OPINION LÉGALISATION DU CANNABIS

Ce dont nous, médecins cliniciens, ne sommes pas ignorants

Pour un médecin qui travaille depuis plus de 30 ans dans le diagnostic et le traitement des toxicomanies, ce projet de loi paradoxal apparaît comme une entorse à la logique, voire au bon sens.

D’une part, l’argumentaire gouvernemental pour légaliser le cannabis est à l’effet qu’il permettra de mieux prévenir la consommation abusive chez les jeunes. Or, les messages entendus chez cette clientèle vulnérable sont à l’effet que le cannabis doit être légalisé bientôt, donc ce n’est plus dangereux et, pour certains, ce n’est plus une drogue.

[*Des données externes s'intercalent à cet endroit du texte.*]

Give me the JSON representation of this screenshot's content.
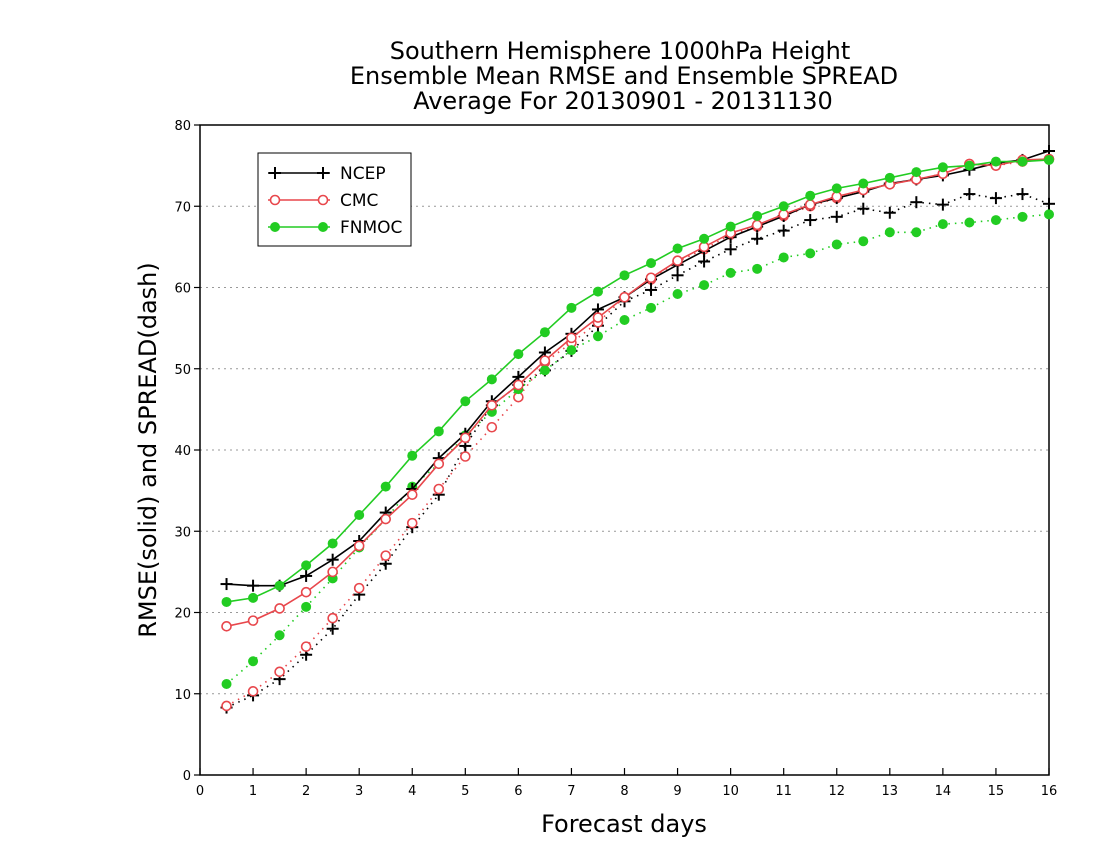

Or, légaliser une substance pour éventuellement faire de la recherche pour la prévention, c’est un peu comme légaliser un poison pour financer la recherche sur l’antidote.

On annonce en grande pompe une loi qui se veut récréative, mais qui est susceptible de donner plus de problèmes que de plaisir.

Toutes les recherches médicales et scientifiques depuis des décennies démontrent que parmi ceux qui expérimentent la consommation de cannabis, 9 % en deviendront dépendants (trouble lié à l’utilisation du cannabis). Ce nombre augmente à 17 % chez les adolescents qui en consomment. Ces individus sont plus vulnérables et à risque de développer des complications à court et à long terme.

Les effets du cannabis à court et à long terme sont une réalité clinique connue, documentée et étudiée scientifiquement.

Le cannabis est un psychotrope qui agit sur le système nerveux central et qui peut donc altérer la cognition, les fonctions psychomotrices et peut donner des effets psychiatriques et des idéations psychotiques aiguës, exacerber l’anxiété, déclencher des paniques, exacerber la dépression et fragiliser les gens porteurs d’une maladie affective bipolaire. Cette consommation de cannabis est souvent accompagnée d’un syndrome amotivationnel.

La préoccupation des médecins et cliniciens qui œuvrent dans le domaine de la toxicomanie est énorme.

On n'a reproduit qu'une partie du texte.